Partager des projets chorégraphiques en cours de création et détecter des nouveaux talents. C’est l’idée de ce projet né en 2006 et toujours porté par Klap, à Marseille

Dès son origine, Klap – Maison pour la danse affirme sa particularité dans le monde des salles de spectacle, justement parce qu’il n’est surtout pas que cela. Certes, le lieu accueille une programmation dense d’une superbe qualité mais il suit aussi avec une attention bienveillante et rigoureuse divers projets de création. Usine à rêves, Klap articule ses missions sur quatre axes : l’action éducative (FestivAnges), la culture chorégraphique (+ de danse à Marseille), des ateliers participatifs liés au quartier Saint-Mauront – tristement étiqueté le plus pauvre d’Europe – dans lequel la structure est implantée et leurs restitutions, enfin et premier temps de l’année, l’ouverture et la découverte d’œuvres en train de se faire, grâce à Question de danse

Un véritable engagement
Michel Kelemenis, danseur, chorégraphe et directeur artistique du lieu, voit dans Question de danse, opération fondée en 2006, une manière de soutenir en tant qu’auteur les autres créateurs et créatrices, faisant de la Maison pour la danse marseillaise un creuset vivant, une ruche où se rencontrent les artistes, où les expériences se partagent, se peaufinent, se réfléchissent, se vivent, passionnément. Les chorégraphies en devenir sont accueillies à différents stades de maturation, de l’esquisse qui cherche à prendre forme au spectacle quasiment achevé pour lequel restent à régler les derniers ajustements de lumières et de matières sonores. Le directeur met à chaque fois en jeu sa propre vision artistique, son intuition qui a déterminé le choix des chorégraphes. Il s’agit d’un réel pari de la découverte, du repérage de nouveaux talents, associé à un travail de fond nourri par la confrontation aux publics et le partage des paroles professionnelles et amateures. La qualité de ces propositions a consacré en « label » Question de danse. La fragilité de la création qui ose éclore est doublée de l’intégrité et de la sincérité des démarches. Les artistes ici, loin de toute compromission, se mettent en jeu. 

Un festival à huit temps
Huit projets sont ainsi mis en lumière. Ont déjà été présentés Ayta de Youness Aboulakoul, « laboratoire pour six danseuses », Daniel et Zobaïr de Cédric Cherdel, performance pour deux interprètes et Rapides de Bruno Benne. Souvent les projets vont par deux, présentés le même jour, regards aux points de vue différents sur une même thématique ou pas, mais toujours dans une relation au monde particulière, qui nous installe dans notre contemporanéité et la confronte à l’aune du temps et de l’évolution.

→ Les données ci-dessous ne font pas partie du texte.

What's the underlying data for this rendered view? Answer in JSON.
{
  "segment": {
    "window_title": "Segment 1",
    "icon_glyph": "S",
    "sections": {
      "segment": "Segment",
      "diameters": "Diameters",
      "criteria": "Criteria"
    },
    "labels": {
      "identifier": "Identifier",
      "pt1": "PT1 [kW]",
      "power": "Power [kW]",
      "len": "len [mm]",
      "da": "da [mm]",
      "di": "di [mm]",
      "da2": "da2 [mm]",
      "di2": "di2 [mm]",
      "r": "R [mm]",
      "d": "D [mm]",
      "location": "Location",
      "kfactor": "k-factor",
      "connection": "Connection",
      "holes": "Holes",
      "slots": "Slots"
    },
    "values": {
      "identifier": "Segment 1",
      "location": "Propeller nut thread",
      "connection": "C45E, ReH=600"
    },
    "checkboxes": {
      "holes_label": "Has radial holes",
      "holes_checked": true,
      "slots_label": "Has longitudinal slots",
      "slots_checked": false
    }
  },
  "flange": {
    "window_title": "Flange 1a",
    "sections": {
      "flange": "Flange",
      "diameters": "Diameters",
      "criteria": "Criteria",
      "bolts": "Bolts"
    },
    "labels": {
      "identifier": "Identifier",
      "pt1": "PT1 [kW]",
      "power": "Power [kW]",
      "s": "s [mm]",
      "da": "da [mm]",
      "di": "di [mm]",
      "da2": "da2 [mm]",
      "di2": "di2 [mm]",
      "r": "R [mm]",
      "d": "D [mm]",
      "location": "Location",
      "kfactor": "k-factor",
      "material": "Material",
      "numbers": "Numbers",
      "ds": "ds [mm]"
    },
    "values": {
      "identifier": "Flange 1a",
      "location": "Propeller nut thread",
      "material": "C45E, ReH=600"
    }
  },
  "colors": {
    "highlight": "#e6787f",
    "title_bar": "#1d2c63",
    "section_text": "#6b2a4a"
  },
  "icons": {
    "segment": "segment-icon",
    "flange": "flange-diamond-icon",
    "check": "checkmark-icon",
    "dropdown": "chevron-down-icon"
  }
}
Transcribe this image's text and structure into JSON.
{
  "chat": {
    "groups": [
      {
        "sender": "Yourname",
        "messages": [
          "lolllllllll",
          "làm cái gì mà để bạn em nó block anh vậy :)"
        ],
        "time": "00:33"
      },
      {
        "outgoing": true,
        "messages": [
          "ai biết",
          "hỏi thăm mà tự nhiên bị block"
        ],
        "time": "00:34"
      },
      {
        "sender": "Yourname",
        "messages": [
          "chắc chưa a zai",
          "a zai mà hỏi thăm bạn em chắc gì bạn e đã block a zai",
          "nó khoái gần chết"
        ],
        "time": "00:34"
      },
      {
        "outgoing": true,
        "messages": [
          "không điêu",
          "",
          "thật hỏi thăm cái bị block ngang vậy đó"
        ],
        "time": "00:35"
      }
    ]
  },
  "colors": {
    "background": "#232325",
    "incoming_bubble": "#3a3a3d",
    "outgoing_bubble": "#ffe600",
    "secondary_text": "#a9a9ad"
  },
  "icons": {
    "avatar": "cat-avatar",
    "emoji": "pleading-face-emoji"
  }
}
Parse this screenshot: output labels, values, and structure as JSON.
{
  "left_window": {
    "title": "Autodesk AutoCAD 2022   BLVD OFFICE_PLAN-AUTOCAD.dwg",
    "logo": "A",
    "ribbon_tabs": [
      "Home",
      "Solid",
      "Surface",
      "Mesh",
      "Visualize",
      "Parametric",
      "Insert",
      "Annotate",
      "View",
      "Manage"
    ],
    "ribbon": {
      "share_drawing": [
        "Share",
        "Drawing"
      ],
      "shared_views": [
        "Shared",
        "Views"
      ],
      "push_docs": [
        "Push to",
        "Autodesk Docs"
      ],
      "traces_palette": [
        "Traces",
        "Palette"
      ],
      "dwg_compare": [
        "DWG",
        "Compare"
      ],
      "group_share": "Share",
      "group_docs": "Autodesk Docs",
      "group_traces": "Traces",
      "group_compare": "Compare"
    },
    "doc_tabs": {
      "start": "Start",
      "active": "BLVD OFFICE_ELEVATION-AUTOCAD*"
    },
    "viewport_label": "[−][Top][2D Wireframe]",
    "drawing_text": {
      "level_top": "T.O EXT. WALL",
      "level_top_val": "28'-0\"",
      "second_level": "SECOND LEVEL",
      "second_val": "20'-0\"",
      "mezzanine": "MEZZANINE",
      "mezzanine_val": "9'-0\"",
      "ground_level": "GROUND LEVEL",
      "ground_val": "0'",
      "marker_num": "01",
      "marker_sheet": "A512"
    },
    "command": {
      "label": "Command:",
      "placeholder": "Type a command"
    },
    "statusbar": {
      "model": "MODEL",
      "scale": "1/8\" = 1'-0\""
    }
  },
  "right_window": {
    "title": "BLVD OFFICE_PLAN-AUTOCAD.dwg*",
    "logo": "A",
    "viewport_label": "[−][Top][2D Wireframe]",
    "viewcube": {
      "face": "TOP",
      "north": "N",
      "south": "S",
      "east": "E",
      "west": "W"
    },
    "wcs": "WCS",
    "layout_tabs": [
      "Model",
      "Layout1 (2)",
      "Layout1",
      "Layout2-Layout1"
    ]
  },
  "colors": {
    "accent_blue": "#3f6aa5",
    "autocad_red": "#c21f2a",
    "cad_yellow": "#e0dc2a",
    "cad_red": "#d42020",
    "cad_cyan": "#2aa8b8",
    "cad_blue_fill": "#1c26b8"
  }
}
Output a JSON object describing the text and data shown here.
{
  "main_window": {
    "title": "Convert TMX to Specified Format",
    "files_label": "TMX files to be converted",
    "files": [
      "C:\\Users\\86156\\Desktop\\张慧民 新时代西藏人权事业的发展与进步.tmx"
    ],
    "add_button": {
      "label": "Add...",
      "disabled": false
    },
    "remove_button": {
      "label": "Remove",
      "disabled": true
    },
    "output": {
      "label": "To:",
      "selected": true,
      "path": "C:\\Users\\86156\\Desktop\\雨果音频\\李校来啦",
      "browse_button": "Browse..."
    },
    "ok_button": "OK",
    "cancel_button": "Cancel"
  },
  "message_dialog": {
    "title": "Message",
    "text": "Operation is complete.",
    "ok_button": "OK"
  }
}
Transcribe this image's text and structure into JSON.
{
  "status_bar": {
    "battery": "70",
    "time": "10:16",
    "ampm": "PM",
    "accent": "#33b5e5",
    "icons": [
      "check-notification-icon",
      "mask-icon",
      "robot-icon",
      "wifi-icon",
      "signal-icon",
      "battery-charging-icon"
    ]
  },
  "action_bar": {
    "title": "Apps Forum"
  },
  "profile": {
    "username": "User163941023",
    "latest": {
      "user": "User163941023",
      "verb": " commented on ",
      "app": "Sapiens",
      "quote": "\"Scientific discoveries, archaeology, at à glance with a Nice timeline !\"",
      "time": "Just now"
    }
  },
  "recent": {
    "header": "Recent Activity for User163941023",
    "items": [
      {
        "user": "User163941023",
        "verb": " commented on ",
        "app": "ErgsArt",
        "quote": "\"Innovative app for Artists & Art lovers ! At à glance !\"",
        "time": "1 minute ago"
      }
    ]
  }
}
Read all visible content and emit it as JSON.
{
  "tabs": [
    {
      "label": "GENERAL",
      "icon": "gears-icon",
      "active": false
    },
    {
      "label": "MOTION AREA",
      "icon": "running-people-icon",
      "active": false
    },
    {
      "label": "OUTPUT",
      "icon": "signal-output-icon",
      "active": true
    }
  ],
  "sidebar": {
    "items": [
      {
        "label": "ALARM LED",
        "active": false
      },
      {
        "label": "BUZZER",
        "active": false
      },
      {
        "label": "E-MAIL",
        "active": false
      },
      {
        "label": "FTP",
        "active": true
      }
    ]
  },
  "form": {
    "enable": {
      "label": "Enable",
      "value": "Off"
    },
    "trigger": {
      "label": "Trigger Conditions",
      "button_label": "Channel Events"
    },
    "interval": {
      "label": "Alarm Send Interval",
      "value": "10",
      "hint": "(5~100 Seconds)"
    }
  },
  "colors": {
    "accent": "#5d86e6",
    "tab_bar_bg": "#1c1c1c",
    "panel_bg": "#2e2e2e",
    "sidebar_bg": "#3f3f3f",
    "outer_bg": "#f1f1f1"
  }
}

Hélène Iratchet se sert des rôles endossés par les danseurs comme autant de métaphores. Avec Les Délivrés, elle met en scène des livreurs, incarnations du consumérisme. La relation entre les corps et les objets se tisse dans les décalages, les contretemps, s’inspire des chorégraphies de William Forsythe et plonge dans une réalité sociale marquée au sceau de l’absurde avec le superbe trio composé d’Hélène Iratchet, Tamar Shelef et Julien Ferranti. « En regard » de cette pièce, Matt et moi de Carole Bordes joue sur les mots de la culture jazzique en une vivifiante jubilation. Le duo des danseurs, Carole Bordes et Samuel Ber, est comme accompagné par le chorégraphe américain Matt Mattox, père du modern jazz. Le travail en épure à partir des archives lie autofiction et histoire de la danse. 

Promesse, chorégraphie pour cinq danseurs par la Compagnie HKC, met en évidence la dichotomie entre la supposée revendication de l’égalité des genres actuelle et la réalité des constantes d’invisibilisation et d’hypersexualisation des femmes. Ce déni criant est souligné avec un humour ravageur par l’autrice Anne Rehbinder, le metteur en scène Antoine Colnot et la chorégraphe Tânia Carvalho qui détournent les codes de représentation artistique faisant traditionnellement de la femme un objet. Cette interrogation sur l’identité et ses transcriptions se retrouve dans le « projet relié », Carcass de Marco Da Silva Ferreira, en première française, qui utilise le support de la danse pour mener une recherche approfondie sur la construction d’une identité collective symbolisée par une troupe d’une dizaine de danseurs à la dynamique joyeuse et espiègle. 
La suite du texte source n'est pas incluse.